2. Woman with a scarlet bow in her hair (F 207 / JH 979 [2543]).
[2543]
3. Portrait of a woman (F 207a / JH 1204) may have been a study for this portrait. See cat. Amsterdam 2011.
4. This may have been Head of a woman (F 206 / JH 972). See cat. Amsterdam 2011.
5. An allusion to the theme of Sartor Resartus by Thomas Carlyle; cf. letter 325, n. 34.
6. Van Gogh refers to these two women again in letter 553, where it emerges that they are sisters.
7. In 1879 Alphonse Portier was the gérant (organizer) of the Impressionists’ fourth group exhibition. The second, in 1876, had been held in the gallery of Paul Durand-Ruel, who emerged in the years that followed as the most important dealer in the work of these painters. See Distel 1989, pp. 25, 43.
8. Portier was only 44 in 1885; it may be that Van Gogh was confusing him with Durand-Ruel – born in 1831 – whom he also mentions here.
9. This was probably a photo of Rembrandt’s Bust of a young woman smiling (possibly the artist´s wife Saskia van Uylenburgh), 1633 (Dresden, Staatliche Kunstsammlungen Dresden, Gemäldegalerie Alte Meister). Ill. 376 [376].
[376]
10. Rembrandt, The prodigal son in the tavern (formerly Rembrandt and Saskia), c. 1635 (Dresden, Staatliche Kunstsammlungen Dresden, Gemäldegalerie Alte Meister). Ill. 378 [378].
[378]
12. At the end of his preface to his novel Chérie (1884), Edmond de Goncourt looks back at his achievements and those of his brother Jules, who had died in 1870. ‘Now I have battled, I have toiled and I have fought for more than thirty years; for years my brother and I were all alone, taking the knocks from everyone. I am tired, I have had enough and I will let others take over’ (Il y a aujourd’hui plus de trente ans que je lutte, que je peine, que je combats, et pendant nombre d’années, nous étions, mon frère et moi, tout seuls, sous les coups de tout le monde. Je suis fatigué, j’en ai assez, je laisse place aux autres). For a description of their contribution to the art and literature of their day he quotes his brother Jules: ‘the search for truth in literature, the revival of eighteenth-century art, the triumph of Japonism: these are ... the three great literary and artistic movements of the second half of the nineteenth century… and we will have led them, these three movements… us, poor unknown us. Well! when you have done that … it will be really difficult not to be someone in the future’ (la recherche du vrai en littérature, la résurrection de l’art du XVIIIe siècle, la victoire du japonisme: ce sont ... les trois grands mouvements littéraires et artistiques de la seconde moitié du XIXe siècle... et nous les aurons menés, ces trois mouvements... nous, pauvres obscurs. Eh bien! quand on a fait cela... c’est vraiment difficile de n’être pas quelqu’un dans l’avenir). See Goncourt 1884, pp. x and xv-xvi. Van Gogh may possibly have alluded to this again in letters 655 and 656.
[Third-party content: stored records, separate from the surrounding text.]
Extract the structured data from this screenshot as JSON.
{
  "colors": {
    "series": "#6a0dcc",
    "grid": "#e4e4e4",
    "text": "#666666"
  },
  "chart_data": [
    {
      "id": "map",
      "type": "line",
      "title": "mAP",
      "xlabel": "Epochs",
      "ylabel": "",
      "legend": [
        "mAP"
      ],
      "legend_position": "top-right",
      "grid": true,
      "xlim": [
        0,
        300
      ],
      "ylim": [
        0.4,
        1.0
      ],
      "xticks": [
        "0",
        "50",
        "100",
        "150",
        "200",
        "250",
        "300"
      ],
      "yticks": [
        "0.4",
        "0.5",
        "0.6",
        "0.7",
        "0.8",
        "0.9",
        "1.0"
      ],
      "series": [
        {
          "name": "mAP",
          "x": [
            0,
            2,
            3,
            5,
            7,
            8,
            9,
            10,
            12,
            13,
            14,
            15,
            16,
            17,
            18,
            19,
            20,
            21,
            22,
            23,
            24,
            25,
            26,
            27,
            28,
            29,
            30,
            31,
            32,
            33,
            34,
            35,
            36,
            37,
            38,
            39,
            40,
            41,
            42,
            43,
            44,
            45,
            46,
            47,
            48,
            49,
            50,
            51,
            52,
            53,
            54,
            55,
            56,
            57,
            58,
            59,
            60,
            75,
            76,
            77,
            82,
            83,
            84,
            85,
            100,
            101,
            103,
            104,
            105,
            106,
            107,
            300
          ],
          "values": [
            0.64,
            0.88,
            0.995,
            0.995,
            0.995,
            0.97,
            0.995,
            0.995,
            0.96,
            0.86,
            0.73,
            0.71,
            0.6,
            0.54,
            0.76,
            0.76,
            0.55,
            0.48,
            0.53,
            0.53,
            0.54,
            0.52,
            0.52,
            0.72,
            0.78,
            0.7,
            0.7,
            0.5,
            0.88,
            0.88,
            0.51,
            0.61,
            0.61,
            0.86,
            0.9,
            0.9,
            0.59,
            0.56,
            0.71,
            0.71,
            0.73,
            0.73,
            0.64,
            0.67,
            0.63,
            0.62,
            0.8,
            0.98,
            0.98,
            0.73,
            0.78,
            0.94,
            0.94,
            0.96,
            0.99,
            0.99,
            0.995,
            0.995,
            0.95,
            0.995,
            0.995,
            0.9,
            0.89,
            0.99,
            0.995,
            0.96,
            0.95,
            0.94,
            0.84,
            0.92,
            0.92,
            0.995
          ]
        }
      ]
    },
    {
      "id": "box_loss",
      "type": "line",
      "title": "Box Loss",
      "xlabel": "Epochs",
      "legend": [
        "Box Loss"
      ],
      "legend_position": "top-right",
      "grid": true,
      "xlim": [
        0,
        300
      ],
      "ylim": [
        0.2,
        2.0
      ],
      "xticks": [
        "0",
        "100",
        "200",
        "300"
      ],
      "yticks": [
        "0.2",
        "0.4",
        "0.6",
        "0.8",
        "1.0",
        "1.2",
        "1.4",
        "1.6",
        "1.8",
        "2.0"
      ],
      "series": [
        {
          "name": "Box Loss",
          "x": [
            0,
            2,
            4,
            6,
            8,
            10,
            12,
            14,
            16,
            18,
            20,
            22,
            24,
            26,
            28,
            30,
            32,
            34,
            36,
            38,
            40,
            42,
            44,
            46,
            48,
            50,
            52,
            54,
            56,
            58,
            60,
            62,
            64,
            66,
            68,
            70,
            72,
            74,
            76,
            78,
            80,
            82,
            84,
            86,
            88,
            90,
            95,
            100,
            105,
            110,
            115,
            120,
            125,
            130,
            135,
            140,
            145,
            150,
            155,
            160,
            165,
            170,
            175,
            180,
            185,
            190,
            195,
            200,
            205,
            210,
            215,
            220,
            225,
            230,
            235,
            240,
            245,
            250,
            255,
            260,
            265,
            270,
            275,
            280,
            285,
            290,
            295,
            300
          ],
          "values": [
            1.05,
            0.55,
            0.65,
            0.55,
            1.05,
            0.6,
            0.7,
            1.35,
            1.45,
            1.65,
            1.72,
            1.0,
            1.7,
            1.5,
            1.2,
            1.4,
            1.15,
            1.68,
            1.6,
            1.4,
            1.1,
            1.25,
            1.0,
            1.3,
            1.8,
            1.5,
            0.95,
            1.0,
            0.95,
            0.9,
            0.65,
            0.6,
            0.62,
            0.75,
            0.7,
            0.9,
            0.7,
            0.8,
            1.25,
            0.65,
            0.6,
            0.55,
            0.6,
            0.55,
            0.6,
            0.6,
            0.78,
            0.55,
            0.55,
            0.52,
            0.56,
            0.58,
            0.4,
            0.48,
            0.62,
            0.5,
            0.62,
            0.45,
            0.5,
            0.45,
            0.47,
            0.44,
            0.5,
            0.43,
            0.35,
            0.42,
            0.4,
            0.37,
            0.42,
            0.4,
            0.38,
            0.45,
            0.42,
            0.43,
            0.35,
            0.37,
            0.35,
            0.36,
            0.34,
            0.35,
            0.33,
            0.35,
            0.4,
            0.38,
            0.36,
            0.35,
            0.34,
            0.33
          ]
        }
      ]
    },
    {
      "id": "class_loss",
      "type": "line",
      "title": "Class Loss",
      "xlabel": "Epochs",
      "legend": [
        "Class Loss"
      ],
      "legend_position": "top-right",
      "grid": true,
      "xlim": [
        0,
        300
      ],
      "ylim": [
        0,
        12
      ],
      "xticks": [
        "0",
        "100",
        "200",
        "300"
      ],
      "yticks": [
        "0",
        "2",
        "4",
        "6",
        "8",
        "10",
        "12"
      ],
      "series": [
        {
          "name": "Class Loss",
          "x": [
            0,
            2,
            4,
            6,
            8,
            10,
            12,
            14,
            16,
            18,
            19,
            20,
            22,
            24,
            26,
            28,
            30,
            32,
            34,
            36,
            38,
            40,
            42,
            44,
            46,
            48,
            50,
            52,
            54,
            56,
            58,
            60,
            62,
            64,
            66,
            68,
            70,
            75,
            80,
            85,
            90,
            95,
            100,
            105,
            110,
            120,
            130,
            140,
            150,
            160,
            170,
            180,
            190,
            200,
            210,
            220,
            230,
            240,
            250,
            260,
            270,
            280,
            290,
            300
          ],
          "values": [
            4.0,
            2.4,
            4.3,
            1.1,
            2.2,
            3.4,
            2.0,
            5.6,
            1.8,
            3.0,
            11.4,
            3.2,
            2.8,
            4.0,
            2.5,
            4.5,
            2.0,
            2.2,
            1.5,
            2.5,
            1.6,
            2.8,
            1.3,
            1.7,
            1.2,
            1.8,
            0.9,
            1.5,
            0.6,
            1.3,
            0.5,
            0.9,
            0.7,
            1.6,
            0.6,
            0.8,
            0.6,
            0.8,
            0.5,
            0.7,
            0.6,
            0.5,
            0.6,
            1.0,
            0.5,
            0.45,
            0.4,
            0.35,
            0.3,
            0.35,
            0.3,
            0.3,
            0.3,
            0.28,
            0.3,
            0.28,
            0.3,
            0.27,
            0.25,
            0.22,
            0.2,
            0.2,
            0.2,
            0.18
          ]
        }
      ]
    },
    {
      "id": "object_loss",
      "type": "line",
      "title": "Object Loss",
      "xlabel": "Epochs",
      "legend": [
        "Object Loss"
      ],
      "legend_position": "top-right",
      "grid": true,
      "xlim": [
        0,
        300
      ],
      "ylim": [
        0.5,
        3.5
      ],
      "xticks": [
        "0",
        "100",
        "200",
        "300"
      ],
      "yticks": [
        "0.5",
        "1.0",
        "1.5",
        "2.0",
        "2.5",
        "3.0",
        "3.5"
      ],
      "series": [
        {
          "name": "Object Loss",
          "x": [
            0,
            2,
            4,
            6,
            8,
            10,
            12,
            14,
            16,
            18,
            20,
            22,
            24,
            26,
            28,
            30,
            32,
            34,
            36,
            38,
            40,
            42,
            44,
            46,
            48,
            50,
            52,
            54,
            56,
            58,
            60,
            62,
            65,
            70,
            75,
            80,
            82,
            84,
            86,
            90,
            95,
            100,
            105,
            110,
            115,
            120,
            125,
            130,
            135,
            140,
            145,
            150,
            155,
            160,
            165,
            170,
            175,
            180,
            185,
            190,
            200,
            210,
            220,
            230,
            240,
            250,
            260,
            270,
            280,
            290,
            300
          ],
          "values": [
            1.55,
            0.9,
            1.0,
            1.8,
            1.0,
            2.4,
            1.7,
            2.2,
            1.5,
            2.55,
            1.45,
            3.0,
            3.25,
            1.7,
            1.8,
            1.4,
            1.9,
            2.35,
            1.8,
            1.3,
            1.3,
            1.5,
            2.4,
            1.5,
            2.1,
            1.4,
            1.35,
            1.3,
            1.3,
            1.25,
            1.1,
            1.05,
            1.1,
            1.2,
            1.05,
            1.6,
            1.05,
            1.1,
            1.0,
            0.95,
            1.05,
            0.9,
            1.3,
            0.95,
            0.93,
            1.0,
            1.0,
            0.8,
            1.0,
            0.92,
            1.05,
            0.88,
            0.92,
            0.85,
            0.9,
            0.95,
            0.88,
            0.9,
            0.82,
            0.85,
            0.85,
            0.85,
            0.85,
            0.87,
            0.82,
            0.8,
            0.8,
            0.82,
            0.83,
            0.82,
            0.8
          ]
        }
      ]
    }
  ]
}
13. This emphasis on ‘truth’ in a work of art is also discussed in the introduction to Chérie and was something Van Gogh was to repeat several times; see also the previous note.
14. Van Gogh is referring here to the Rembrandt portrait referred to above; see n. 9.
16. Alfred Stevens was known for his elegant portraits of women of the bourgeoisie; cf. Van Gogh’s opinion of him in letter 500.